Thank you for aggregating this all up into a single issue.

It's going to take me a bit to digest and think about. But I have long thought there was more to do with the graph component and this helps.

Ideally, I'd like for the similar clause to use the graph index when specified and take advantage of the precomputed/predefined relationships. Feels like there is a way for the similar clause or a new relationship clause to have parameters like you show above in the user code section.

Most of the pieces are already in the graph component, it's just a matter of properly wiring the connections with the embeddings component.

dustyatx commented 1 year ago

Very exciting to hear that you have a lot of these pieces in place.

Personally I like relationship with different types, similarity, statically defined, recommended. In this case the difference between similarity and recommended would be how you infer the relationship, either through vector ANN or a graph calculations.

What I'm theorizing is that if we can have edges with different types of connections, I can better control what I feed my LLM Agents. If I need known facts to answer a question then I will only want to use statically defined relationships, things I know are true. Being able to find closely related things is really dependent on how you structure the data but I think if I push the similarity down and I grab items that are further away, I can feed facts that could add some creativity that closely related things wouldn't find. I'll run that through a LLM to decide if it's relevant or not.. So I can envision if I query for eBikes, close similarity is bikes, but further away I might get scooters, electric skateboards that aren't directly related to the query but still provide interesting insights that might not have normally been considered.
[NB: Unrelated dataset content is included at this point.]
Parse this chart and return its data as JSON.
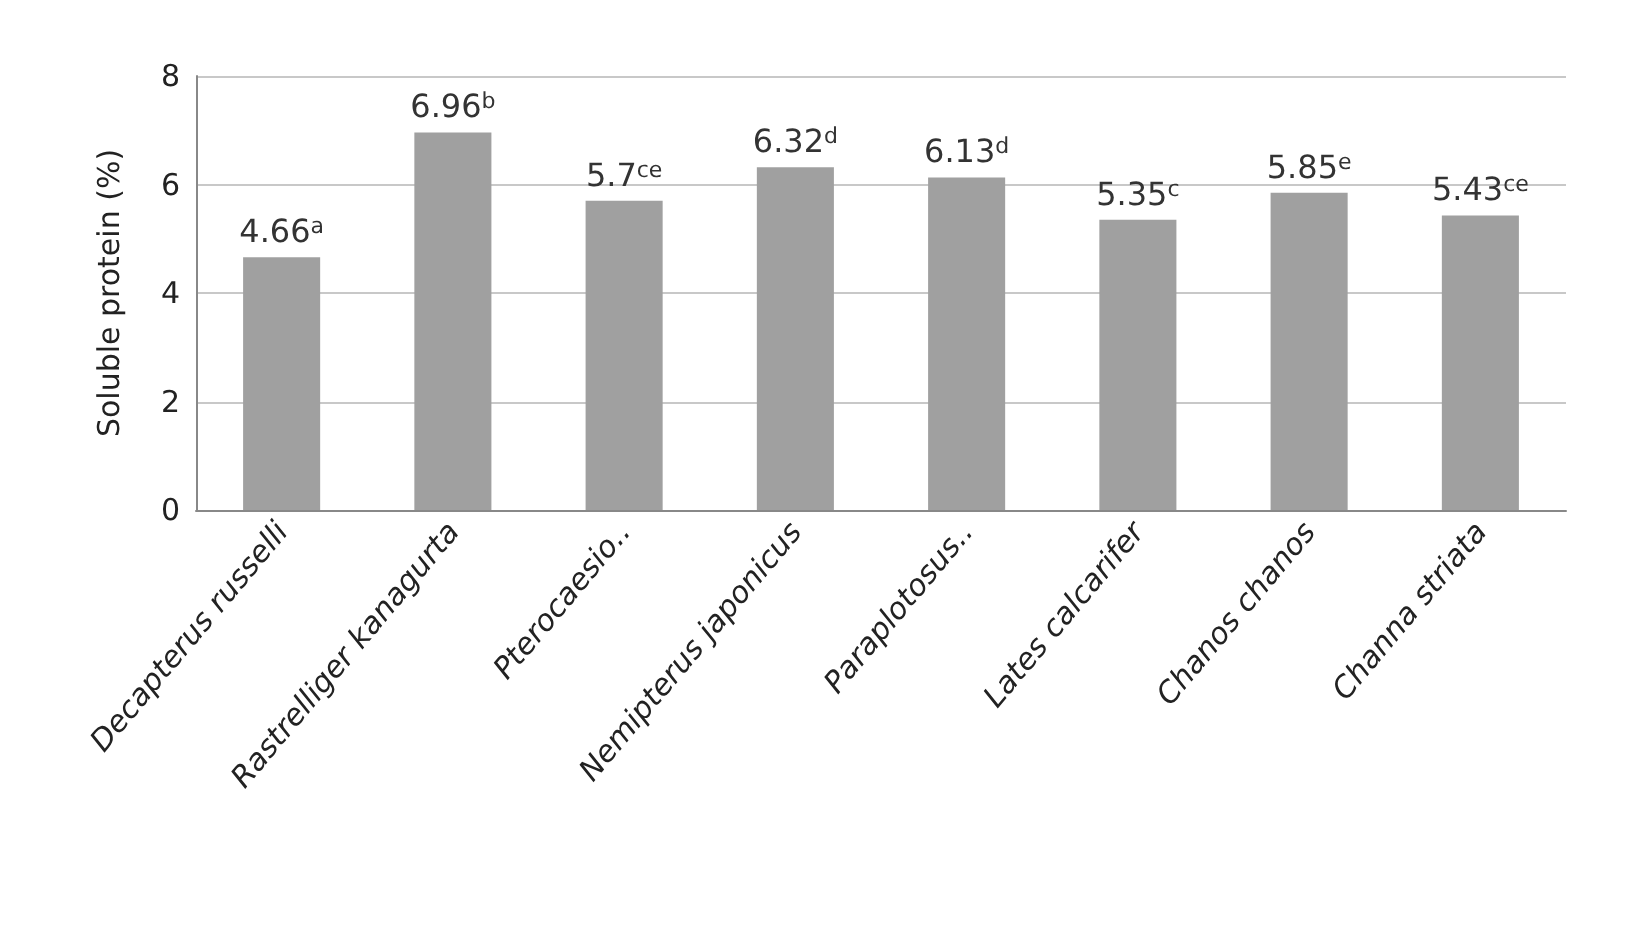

davidmezzetti commented 10 months ago

Apologize for continuously pushing this to the right. It's an important addition for me, just keeps getting overcome by other priorities.

dustyatx commented 10 months ago

@davidmezzetti you have absolutely no reason to apologize, you are not obligated to contribute anything more than what you choose to. I am very grateful that you've invested so much in this project and it's become my goto VectorDB. I want to see you thrive and I'm doing my best to get it attention whenever I can.

davidmezzetti commented 7 months ago

Just wanted to provide an update here. I have #525 complete locally and I have a plan for #534. I believe that all the filtering you describe can be done with a SQL statement. I can then use those results to create a subgraph that can then be walked. The subgraph would have all the filters applied.

Should lead to some really exciting things, especially when used as an input for RAG.

dustyatx commented 7 months ago

That is exciting news! This would be really helpful to what we're working on now.

My current approach is a very large search which retrieves about 3k records and then I use a LLM to filter down to about 300. This approach casts a very wide net but it brings back a lot of extraordinary contextually related stuff, things that I could never get from a traditional knowledge graph.

I've created a bunch of metadata for filtering and I have some specially crafted nodes to create really great similarity matches for a walk. I should have a really good dataset to test with when you're ready to send something my way.

davidmezzetti commented 7 months ago

In reading this more, I think advanced path traversal is a separate but related feature to #644. While a query can filter the graph down, having a rule-based language added to graph.showpath would be a nice addition.

It would be nice if there is a standard graph traversal filtering language. I've seen GQL but going to see if that is overkill.

This could be a really cool feature!